The FCC today saddled consumers with an additional $3 million in federal surcharges

For Immediate Release From The Utility Reform Network

The FCC today saddled consumers with an additional $3 million in federal surcharges on their phone bills at the behest of the nation’s largest and wealthiest long distance companies. These charges will appear on the bills of every telephone customer in the country as increases in the "federal subscriber line charge" which will raise the current $3.50 a month charge for a single telephone line to $6.50 over a five-year period plus a new charge to fund a $650,000,000 universal service fund.

Californians could see their phone bills go up almost $30. per year. "Like many of the recent increases in phone charges consumers have shouldered, this increase is outrageous and unjustified. It will help phone companies keep profits high at the expense of captive customers forced to pay inflated charges just to have basic telephone service," said Nettie Hoge, Executive Director of TURN, the Utility Reform Network.

"The FCC gave in to pressure from the large long-distance phone companies AT&T and Sprint to reduce the payments they make to large local phone companies like Pacific Bell and Bell South to handle their traffic." Hoge explained. "This deal also protects the revenues of these local companies by requiring ordinary telephone customers who must have 911 access to pay these Bell companies what the long-distance companies no longer have to pay them.
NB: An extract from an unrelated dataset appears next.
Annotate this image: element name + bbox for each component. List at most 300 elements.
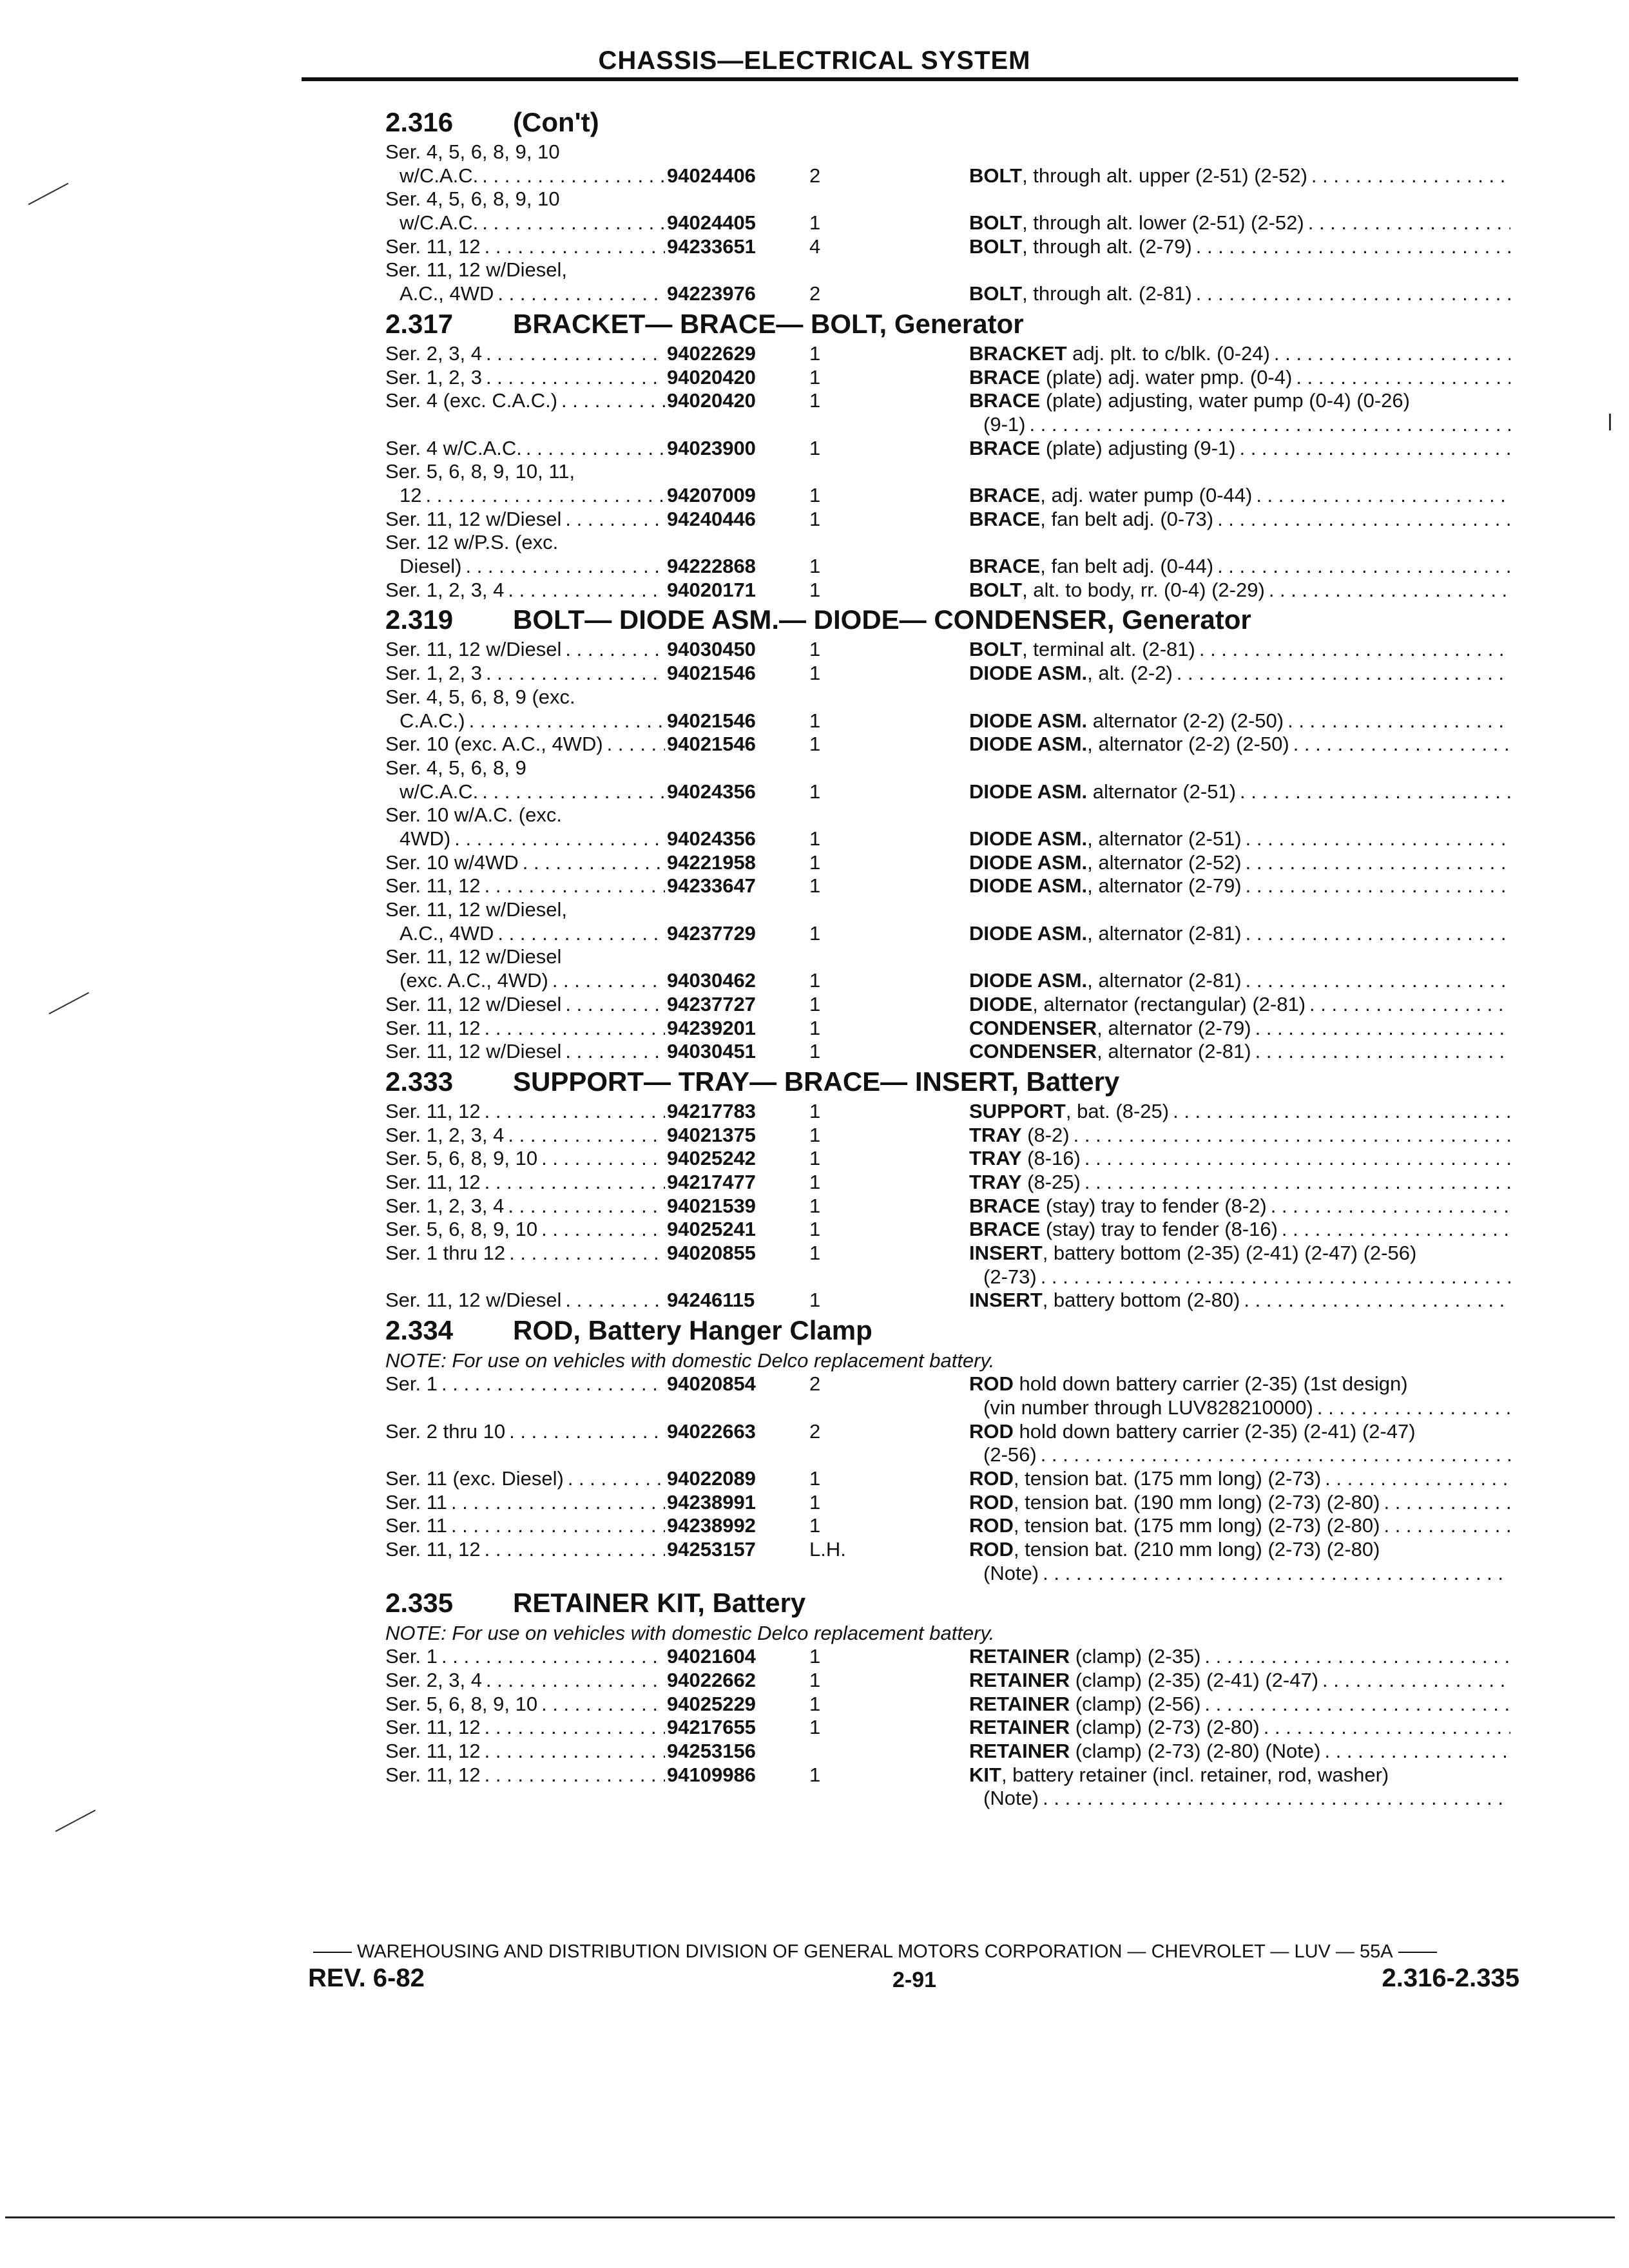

There is no dispute that customers’ bills from Pac Bell will go up substantially over this 5-year period."

Contrary to its claims, the FCC did not eliminate a charge known as the "PICC," but instead rolled it into another surcharge, the "SLC." By doing so, the FCC forced customers to pay a charge that is scheduled to increase over time and is not subject to competition. The claim that the agreement by ATT to remove minimum usage charges is a new customer benefits is not supported by the facts. Market forces have already driven minimum usage charges out of existence for the most part. ATT itself already offers a long-distance calling plan without a minimum usage charge.

As a result of this deal, consumers will see increased existing surcharges, new surcharges and, perhaps, lower long-distance per-minute charges. This kind of shift in rates will help high volume long-distance users at the expense of ordinary citizens who use their phone primarily for local, not long distance calls.

"This deal that the FCC has sanctioned will hurt consumers. It will hurt the cause of competition. It violates the Telecommunications Act. It will reverse our progress toward Universal Service in this country. TURN will continue to oppose it on behalf of consumers," added Hoge.

TURN is a statewide membership organization representing residential telephone, gas, and electric customers throughout California.